SM 18x175 [2xM5] / N42 - magnetic separator

Strengths and weaknesses of neodymium magnets.

Apart from their consistent power, neodymium magnets have these key benefits:

• They do not lose magnetism, even after approximately ten years – the reduction in lifting capacity is only ~1% (based on measurements),
• Neodymium magnets are distinguished by highly resistant to demagnetization caused by external field sources,
• By applying a smooth coating of silver, the element gains an aesthetic look,
• Magnetic induction on the top side of the magnet remains extremely intense,
• Made from properly selected components, these magnets show impressive resistance to high heat, enabling them to function (depending on their shape) at temperatures up to 230°C and above...
• Possibility of individual shaping as well as optimizing to atypical requirements,
• Wide application in modern industrial fields – they are utilized in computer drives, electromotive mechanisms, precision medical tools, as well as multitasking production systems.
• Relatively small size with high pulling force – neodymium magnets offer high power in compact dimensions, which allows their use in compact constructions

Problematic aspects of neodymium magnets and proposals for their use:

• They are fragile upon too strong impacts. To avoid cracks, it is worth protecting magnets in a protective case. Such protection not only protects the magnet but also improves its resistance to damage
• Neodymium magnets decrease their strength under the influence of heating. As soon as 80°C is exceeded, many of them start losing their force. Therefore, we recommend our special magnets marked [AH], which maintain stability even at temperatures up to 230°C
• Magnets exposed to a humid environment can corrode. Therefore while using outdoors, we suggest using waterproof magnets made of rubber, plastic or other material protecting against moisture
• Limited possibility of producing threads in the magnet and complex forms - preferred is casing - mounting mechanism.
• Possible danger related to microscopic parts of magnets pose a threat, when accidentally swallowed, which gains importance in the context of child safety.
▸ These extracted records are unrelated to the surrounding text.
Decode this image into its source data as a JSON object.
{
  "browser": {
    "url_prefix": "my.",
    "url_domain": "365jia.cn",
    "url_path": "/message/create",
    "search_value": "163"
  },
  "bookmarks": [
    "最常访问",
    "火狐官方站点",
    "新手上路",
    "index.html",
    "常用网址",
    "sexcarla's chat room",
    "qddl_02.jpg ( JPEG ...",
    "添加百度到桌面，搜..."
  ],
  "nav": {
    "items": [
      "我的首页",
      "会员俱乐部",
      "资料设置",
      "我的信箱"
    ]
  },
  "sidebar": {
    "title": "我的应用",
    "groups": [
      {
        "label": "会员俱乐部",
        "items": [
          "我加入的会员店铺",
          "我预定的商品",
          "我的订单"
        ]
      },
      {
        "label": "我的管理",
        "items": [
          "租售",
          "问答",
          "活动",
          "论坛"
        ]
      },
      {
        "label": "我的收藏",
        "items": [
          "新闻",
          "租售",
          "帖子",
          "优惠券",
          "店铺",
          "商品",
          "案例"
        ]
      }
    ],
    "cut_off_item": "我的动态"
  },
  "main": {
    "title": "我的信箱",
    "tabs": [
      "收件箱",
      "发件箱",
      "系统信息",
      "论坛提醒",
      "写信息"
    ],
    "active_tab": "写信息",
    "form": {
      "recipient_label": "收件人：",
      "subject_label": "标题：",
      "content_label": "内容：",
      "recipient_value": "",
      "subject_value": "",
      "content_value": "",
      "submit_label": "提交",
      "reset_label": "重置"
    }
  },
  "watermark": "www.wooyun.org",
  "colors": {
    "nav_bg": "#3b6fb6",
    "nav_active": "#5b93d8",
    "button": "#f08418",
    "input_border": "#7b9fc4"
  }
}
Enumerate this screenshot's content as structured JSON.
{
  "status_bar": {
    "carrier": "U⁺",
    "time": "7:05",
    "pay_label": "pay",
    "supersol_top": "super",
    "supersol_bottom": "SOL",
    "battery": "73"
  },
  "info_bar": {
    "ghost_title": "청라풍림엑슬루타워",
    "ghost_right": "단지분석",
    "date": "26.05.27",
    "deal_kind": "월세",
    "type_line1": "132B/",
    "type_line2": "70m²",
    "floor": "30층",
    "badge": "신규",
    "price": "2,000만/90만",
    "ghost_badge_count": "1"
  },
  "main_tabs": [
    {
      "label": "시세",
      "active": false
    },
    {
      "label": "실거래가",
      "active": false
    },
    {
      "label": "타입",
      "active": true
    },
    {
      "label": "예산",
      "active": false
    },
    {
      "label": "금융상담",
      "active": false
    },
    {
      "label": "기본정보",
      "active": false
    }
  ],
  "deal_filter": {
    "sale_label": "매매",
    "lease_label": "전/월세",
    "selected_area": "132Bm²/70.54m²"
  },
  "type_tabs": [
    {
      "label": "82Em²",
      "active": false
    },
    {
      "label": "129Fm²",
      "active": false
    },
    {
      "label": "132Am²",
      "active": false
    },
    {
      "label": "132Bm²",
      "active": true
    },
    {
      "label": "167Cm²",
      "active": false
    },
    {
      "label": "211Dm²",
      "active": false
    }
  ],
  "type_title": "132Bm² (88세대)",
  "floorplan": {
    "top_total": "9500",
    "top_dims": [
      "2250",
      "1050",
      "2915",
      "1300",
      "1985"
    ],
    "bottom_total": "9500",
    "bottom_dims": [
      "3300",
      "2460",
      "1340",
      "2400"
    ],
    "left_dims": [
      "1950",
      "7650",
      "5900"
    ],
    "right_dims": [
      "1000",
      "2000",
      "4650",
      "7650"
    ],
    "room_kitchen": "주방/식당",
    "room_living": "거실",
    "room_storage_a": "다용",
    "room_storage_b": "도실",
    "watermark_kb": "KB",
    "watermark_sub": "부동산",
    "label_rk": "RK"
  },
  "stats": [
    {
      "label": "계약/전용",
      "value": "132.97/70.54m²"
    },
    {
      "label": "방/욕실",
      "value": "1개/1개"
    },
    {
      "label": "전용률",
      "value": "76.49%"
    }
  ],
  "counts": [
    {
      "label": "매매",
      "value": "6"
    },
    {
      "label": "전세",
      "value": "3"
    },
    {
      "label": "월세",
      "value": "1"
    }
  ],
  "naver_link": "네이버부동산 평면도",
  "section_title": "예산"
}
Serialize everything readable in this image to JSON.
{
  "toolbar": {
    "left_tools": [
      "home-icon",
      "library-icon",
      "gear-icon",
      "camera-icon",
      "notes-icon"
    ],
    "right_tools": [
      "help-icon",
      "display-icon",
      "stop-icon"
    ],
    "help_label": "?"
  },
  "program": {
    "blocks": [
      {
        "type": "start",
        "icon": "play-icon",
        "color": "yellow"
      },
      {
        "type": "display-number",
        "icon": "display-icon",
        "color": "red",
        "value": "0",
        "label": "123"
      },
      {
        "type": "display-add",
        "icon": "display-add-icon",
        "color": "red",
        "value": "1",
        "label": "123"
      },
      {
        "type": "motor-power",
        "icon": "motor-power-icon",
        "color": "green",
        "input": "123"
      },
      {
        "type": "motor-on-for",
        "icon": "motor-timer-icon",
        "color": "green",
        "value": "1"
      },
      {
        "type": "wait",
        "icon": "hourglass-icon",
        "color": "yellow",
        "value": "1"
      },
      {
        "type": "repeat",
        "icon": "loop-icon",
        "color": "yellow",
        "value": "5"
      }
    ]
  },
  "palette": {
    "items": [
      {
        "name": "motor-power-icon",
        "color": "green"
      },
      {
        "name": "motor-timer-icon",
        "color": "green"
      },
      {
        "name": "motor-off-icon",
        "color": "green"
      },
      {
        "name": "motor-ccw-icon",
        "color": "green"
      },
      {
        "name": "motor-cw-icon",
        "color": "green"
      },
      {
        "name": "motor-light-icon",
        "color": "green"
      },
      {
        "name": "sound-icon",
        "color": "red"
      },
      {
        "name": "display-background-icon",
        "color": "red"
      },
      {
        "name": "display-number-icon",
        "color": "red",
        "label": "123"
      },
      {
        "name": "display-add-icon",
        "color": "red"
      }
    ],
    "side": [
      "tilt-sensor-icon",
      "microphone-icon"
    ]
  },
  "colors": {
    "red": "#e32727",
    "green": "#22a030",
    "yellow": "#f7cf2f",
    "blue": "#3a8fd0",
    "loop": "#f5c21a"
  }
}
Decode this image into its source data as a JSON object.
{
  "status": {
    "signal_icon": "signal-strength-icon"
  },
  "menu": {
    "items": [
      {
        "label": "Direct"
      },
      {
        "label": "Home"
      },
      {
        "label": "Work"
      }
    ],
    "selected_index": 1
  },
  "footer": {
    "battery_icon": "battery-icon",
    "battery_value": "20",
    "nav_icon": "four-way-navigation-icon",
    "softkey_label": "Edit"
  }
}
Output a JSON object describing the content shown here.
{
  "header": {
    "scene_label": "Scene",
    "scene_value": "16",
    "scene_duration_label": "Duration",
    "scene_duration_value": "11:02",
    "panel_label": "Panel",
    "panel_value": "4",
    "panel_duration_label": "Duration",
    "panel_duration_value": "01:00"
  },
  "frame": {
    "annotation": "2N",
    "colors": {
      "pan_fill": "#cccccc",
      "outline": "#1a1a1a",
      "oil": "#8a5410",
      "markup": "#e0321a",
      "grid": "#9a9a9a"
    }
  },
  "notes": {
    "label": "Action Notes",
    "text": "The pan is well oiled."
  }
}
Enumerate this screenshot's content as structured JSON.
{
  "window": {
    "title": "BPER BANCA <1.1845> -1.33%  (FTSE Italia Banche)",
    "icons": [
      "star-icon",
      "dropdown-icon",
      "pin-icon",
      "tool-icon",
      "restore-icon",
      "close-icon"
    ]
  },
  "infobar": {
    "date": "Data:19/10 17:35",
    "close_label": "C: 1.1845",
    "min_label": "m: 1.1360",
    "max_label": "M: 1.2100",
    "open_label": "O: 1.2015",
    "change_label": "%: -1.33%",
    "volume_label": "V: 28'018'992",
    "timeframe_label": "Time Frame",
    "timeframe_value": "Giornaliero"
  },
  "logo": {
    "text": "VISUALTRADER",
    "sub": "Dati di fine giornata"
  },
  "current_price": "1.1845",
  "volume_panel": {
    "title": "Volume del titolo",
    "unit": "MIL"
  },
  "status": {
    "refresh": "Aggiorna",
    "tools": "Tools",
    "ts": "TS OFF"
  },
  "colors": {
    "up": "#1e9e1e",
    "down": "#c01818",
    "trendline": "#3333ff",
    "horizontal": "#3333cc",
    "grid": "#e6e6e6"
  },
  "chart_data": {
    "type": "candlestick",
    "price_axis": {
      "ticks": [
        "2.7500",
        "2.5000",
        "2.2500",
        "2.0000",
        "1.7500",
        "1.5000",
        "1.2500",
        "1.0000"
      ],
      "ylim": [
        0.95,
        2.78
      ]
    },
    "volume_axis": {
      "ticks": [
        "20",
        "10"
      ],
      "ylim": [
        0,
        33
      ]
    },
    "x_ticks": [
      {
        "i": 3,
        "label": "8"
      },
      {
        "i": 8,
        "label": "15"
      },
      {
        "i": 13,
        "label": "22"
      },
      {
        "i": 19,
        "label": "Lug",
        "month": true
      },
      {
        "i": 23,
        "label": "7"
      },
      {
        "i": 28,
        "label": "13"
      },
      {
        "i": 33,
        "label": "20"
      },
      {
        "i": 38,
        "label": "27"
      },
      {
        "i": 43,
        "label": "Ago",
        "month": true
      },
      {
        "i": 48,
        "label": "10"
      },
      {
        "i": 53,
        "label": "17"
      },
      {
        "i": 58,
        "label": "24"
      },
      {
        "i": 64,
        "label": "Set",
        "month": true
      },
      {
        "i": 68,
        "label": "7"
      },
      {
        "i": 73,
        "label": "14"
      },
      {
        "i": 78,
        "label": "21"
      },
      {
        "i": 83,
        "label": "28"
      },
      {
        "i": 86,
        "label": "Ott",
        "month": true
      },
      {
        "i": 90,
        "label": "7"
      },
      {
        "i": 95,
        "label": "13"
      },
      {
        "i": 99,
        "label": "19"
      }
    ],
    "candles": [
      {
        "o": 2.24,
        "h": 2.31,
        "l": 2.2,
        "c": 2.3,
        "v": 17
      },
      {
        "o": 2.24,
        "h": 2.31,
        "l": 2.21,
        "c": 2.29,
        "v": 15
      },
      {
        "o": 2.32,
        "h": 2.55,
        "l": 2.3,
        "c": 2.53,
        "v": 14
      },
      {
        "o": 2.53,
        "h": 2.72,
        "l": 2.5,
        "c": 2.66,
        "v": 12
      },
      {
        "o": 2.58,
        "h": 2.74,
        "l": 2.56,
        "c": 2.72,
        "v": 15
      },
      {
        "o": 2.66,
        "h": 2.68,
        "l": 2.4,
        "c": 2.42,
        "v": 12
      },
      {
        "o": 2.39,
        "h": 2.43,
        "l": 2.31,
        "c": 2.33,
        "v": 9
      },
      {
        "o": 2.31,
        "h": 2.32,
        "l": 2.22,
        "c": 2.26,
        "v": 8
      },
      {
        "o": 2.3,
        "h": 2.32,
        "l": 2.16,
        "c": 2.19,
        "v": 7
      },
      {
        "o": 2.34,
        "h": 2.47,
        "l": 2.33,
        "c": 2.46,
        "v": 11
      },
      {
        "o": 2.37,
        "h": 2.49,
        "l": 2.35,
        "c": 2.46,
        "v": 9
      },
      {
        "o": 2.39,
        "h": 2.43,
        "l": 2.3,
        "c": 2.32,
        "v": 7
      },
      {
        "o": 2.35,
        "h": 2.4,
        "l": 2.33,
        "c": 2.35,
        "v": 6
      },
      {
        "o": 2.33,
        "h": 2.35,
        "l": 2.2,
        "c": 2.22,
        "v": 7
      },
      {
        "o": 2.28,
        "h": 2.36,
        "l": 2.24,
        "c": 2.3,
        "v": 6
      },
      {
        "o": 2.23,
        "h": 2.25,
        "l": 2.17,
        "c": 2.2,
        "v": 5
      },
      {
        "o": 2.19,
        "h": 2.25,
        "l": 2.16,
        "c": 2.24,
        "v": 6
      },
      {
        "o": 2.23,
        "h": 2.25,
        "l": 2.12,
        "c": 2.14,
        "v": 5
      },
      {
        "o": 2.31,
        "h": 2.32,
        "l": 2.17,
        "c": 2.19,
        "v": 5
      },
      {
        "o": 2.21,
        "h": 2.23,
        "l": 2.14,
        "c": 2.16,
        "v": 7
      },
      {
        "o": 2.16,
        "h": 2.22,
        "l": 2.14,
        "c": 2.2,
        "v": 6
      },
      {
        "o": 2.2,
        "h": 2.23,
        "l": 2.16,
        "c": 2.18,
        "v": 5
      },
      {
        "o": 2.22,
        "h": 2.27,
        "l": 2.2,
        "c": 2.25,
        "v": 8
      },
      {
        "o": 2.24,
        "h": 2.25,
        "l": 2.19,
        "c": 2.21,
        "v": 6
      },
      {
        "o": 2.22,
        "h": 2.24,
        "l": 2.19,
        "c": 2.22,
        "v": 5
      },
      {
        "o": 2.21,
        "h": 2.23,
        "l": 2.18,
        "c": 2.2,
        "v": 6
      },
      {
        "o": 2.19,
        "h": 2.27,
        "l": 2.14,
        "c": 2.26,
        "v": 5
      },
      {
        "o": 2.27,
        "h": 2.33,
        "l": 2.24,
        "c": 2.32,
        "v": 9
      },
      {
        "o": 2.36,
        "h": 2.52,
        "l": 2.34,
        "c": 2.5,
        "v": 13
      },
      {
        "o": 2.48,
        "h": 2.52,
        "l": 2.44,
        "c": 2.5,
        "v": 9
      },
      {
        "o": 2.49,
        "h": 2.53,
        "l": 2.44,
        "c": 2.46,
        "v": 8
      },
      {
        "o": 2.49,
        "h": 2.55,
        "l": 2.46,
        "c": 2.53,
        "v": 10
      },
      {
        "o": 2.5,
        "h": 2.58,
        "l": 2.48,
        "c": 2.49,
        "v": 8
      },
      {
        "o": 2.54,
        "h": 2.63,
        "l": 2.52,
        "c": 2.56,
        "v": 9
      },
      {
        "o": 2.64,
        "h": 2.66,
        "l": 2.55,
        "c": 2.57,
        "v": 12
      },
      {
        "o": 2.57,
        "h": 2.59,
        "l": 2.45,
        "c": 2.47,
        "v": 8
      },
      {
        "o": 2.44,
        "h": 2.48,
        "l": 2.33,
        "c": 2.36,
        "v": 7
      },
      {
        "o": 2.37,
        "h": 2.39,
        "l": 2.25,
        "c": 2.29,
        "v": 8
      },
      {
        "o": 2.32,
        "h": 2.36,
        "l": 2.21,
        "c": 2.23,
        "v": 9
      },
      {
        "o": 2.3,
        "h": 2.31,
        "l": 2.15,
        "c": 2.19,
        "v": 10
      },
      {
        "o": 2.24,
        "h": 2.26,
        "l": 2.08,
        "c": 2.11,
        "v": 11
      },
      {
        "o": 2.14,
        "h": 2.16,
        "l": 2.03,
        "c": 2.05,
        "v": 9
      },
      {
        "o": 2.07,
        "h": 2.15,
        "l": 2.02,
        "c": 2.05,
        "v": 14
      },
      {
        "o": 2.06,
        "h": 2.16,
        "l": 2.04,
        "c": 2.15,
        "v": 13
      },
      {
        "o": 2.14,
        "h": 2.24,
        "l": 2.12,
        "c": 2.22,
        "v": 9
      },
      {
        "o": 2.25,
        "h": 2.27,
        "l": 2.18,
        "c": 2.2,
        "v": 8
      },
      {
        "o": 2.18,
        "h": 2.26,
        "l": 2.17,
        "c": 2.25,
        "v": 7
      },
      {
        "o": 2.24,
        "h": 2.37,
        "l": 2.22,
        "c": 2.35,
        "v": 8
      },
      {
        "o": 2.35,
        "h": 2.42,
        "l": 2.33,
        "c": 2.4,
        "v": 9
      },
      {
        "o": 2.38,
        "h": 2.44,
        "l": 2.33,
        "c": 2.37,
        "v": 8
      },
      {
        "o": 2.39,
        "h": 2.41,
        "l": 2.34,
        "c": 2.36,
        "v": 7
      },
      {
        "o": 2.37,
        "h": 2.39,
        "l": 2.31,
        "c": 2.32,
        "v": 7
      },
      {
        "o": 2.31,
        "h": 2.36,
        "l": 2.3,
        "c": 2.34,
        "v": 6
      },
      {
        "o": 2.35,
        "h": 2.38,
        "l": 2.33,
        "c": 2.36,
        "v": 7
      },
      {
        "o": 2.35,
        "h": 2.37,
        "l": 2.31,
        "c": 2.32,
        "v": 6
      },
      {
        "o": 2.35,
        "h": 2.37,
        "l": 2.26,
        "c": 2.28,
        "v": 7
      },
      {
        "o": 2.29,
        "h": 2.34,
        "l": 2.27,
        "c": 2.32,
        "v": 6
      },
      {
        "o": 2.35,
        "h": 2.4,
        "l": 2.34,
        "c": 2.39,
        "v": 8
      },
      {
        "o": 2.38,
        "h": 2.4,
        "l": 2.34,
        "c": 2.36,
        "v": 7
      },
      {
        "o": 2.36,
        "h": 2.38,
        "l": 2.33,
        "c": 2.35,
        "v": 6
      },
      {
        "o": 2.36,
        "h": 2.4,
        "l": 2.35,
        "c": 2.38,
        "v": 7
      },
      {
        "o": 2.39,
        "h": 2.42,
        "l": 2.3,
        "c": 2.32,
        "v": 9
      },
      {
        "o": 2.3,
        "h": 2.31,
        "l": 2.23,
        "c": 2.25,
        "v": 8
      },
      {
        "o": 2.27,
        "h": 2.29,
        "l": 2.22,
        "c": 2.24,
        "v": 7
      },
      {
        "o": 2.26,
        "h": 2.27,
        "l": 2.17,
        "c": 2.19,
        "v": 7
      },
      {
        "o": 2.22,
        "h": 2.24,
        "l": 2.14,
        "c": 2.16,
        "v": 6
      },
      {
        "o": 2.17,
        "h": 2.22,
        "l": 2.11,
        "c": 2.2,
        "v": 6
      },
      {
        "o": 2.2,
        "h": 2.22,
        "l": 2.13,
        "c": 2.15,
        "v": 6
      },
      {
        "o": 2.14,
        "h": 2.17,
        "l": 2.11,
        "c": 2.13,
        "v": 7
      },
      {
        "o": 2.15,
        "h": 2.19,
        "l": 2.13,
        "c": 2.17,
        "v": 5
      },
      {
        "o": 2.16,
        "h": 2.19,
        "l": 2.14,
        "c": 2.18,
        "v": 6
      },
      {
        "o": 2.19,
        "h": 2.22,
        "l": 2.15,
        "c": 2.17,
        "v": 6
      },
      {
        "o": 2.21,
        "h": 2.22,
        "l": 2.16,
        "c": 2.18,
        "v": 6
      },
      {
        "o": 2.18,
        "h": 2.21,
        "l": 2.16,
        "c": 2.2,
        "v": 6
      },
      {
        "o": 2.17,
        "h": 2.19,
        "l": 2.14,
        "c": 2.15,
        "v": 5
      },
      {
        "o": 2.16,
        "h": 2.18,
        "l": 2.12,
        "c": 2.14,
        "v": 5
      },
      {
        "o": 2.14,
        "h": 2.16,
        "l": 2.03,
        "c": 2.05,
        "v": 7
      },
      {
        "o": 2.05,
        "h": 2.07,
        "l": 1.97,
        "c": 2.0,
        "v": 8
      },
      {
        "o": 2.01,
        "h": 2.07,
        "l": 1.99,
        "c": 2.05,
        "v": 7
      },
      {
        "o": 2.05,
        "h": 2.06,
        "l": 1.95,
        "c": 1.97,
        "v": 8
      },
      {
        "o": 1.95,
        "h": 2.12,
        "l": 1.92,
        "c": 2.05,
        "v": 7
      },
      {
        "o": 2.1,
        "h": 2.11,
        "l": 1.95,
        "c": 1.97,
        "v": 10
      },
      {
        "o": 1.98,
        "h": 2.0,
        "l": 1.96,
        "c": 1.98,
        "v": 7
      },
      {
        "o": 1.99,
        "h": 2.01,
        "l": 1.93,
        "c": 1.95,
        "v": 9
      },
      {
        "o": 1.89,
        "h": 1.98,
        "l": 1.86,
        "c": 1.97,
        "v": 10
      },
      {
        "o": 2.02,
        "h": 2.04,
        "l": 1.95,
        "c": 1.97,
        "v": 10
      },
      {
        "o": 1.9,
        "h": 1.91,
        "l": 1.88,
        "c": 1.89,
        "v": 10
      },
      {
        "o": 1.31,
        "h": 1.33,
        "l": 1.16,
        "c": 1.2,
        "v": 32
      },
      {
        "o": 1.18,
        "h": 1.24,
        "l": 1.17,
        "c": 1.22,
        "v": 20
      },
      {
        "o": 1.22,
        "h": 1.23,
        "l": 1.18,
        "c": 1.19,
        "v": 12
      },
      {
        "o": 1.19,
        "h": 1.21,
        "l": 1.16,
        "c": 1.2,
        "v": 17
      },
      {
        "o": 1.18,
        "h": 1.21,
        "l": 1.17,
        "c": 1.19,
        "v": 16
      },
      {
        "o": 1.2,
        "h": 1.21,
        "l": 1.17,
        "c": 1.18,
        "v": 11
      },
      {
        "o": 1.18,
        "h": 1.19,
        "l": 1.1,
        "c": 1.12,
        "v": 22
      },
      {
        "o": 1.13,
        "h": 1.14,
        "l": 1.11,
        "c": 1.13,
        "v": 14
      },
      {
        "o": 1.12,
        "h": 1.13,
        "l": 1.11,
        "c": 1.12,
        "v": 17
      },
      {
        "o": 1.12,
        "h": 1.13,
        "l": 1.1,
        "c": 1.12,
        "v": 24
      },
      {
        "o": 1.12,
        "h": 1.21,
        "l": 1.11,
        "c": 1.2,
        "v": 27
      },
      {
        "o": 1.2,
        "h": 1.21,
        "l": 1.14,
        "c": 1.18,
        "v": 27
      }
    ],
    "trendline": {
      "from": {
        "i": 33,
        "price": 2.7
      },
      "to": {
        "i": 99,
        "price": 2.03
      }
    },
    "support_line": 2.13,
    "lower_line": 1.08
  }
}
Furthermore, small elements of these products are able to disrupt the diagnostic process medical when they are in the body.
• High unit price – neodymium magnets have a higher price than other types of magnets (e.g. ferrite), which increases costs of application in large quantities

Optimal lifting capacity of a neodymium magnet – what affects it?

Magnet power was determined for ideal contact conditions, including:

• with the use of a sheet made of low-carbon steel, guaranteeing full magnetic saturation
• with a cross-section of at least 10 mm
• with an ideally smooth touching surface
• with direct contact (without paint)
• under perpendicular application of breakaway force (90-degree angle)
• at conditions approx. 20°C

Determinants of lifting force in real conditions

It is worth knowing that the magnet holding will differ depending on elements below, in order of importance:

• Gap (between the magnet and the plate), as even a microscopic clearance (e.g. 0.5 mm) can cause a decrease in force by up to 50% (this also applies to varnish, rust or debris).
• Pull-off angle – note that the magnet has greatest strength perpendicularly. Under shear forces, the holding force drops significantly, often to levels of 20-30% of the nominal value.
• Metal thickness – the thinner the sheet, the weaker the hold. Part of the magnetic field passes through the material instead of converting into lifting capacity.
• Material composition – different alloys attracts identically. High carbon content worsen the interaction with the magnet.
• Surface quality – the more even the surface, the larger the contact zone and stronger the hold. Roughness acts like micro-gaps.
• Thermal factor – hot environment weakens pulling force. Exceeding the limit temperature can permanently damage the magnet.

* Lifting capacity testing was carried out on a smooth plate of optimal thickness, under a perpendicular pulling force, whereas under shearing force the lifting capacity is smaller. Additionally, even a slight gap {between} the magnet’s surface and the plate lowers the lifting capacity.